Textiles can be easily identified by the use of RFID technology, with amazing advantages for industrial laundries. Benefits include faster garment identification, automatic sorting, error-free processing, reduced manual labor and long lasting solutions. The amortization factor of RFID systems in industrial laundry applications is very high.
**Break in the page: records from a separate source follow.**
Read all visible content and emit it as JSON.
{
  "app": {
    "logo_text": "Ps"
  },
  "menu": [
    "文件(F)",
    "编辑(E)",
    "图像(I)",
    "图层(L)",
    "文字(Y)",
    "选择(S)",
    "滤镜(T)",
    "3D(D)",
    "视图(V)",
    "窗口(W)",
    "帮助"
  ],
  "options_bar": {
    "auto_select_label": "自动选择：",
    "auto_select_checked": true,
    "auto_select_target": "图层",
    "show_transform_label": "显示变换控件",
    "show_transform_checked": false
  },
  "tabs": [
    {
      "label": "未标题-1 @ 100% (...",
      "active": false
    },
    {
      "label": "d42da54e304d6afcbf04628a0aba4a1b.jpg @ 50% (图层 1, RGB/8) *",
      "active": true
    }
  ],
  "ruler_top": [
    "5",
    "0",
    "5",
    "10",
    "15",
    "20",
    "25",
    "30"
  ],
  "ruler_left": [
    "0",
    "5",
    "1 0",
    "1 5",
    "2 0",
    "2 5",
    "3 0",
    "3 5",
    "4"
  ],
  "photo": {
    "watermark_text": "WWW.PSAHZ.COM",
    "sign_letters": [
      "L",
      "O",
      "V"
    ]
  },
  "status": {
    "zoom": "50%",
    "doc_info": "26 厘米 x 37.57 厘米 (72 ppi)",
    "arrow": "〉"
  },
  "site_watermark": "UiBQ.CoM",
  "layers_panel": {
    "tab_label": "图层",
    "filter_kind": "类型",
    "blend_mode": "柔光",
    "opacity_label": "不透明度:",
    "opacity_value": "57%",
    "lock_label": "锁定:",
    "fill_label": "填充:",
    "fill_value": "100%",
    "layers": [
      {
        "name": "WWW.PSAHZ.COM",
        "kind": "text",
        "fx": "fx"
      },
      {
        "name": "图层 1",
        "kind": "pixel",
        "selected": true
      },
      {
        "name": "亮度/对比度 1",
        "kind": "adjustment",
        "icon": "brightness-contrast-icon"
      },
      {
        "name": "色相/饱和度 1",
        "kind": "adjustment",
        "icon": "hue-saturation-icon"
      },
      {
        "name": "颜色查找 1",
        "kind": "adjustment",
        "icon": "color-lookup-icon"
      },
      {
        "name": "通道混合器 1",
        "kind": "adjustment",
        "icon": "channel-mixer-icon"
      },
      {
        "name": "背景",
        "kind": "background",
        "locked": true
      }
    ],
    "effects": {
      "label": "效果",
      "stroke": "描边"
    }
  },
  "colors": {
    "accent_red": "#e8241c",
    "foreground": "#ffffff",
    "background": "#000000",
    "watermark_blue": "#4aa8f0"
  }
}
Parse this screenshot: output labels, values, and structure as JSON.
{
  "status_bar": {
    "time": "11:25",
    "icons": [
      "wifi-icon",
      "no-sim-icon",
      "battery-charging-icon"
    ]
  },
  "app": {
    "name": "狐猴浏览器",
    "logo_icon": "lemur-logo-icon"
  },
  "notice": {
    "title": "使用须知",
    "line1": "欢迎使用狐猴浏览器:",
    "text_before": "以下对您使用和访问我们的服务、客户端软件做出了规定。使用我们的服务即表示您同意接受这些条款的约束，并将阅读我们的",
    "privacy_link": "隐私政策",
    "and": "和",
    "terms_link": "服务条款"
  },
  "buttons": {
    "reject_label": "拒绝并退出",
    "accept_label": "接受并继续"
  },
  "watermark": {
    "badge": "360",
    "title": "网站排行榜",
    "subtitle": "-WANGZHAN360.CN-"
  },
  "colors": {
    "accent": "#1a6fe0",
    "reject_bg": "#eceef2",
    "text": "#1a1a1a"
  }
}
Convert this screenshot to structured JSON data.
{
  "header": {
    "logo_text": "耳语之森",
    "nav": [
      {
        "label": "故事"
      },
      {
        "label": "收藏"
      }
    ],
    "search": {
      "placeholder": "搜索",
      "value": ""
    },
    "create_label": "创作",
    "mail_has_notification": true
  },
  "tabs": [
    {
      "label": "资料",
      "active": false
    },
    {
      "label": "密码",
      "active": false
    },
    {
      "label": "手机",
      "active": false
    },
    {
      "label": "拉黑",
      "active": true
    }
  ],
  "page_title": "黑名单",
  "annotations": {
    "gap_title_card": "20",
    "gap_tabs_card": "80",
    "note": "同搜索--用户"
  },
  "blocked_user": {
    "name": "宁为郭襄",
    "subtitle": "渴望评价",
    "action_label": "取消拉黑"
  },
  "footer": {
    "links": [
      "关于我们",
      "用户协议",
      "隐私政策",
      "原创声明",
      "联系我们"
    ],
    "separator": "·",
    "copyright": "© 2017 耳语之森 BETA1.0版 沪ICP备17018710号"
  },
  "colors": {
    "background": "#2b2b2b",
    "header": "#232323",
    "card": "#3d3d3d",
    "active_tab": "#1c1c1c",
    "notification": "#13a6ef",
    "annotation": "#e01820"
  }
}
It all begins with an RFID tag attached to a garment or linen. The industry has created a series of ISO standards-based, high-frequency 13.56 MHz tags that are encapsulated in plastic to withstand the harsh temperatures and detergents found in commercial laundries. Tags are programmed with a unique ID number that can be read and processed. RFID tagged garments can be read while stored in bags or racked on hanger bundles.

Electronic seal rfid

RFID Security Seals

rfid security seals
rfid security seals

The high-security steel inner core is completely encapsulated in a tough, tamper-evident and numbered polymer shell. Keyless, single use bolt locks provide a high level of security and tamper-evidence. Steel, heavy-duty, high-security bolt seals for intermodal Containers, Trucks, Railroad Cars, Air Cargo Containers, Tankers, Wagons, Doors, Hatches, and all kinds of ISO container, etc.

Certificates :
ISO9001:2000
ISO/PAS 17712:2010 (C-TPAT)

Model Electronic seal rfid
Material ABS lock body with dimension of 1.5mm steel wire
Specification 1. Cable diamete:1.5mm, Flag: 30mm X27.5mm X9mm
2.Cable length:250mm, length available
3. Strength:>3KN
4.Pull tight locking mechanism
5. Removing with cable cutters
Application Intermodal Containers, Trucks, Railroad Cars, Air Cargo Containers
Tankers, Wagons,Doors, Hatches, and all kinds of ISO container, etc.
Printing Company logo or name
Sequential number Bar code is available
Color Red, Yellow, Blue, Green, Orange, White. Other color is also available.
Packing Standard Packing: 20pcs/bag 25bags/carton
Caton Specification: 34cm X 32cm X 15.5cm
Weight per carton:13KG
Certificates ISO9001:2000;
ISOPAS 17712
C-TPAT compliant

 

RF Protocol ISO/IEC18000-6C (EPC Class1 GEN 2)
Frequency Range 860-960KHZ
Memory 96bits TID, 128bits EPC Number, 512bit user memory
Working mode Read/Write
Operating temp -40°C~+85°C
Storage temp -40°C~+85°C
Operating voltage: 3.5 V to 5 V
Electrostatics susceptivity 2kV minimum
read-write cycle One hundred thousand times
Opearttng Distance 15mm-20mm
More further range can OEM from the client
Data storage  More than 10 years

 

Packaging & Shipping
1.Standard Packing: 100pcs/bag 20bags/carton
2.Caton Specification: 37cm X 31.5cm X 24cm
3.Weight per carton:31KG
4.The packing can according to your requirement.

Our Services
1. 24 hours / day  phone services
2. 12 hours / day mail services (your mail should be replied on next 12 hours)
3.OEM service: If you have your own model, Which want to do the same. We also can do for you.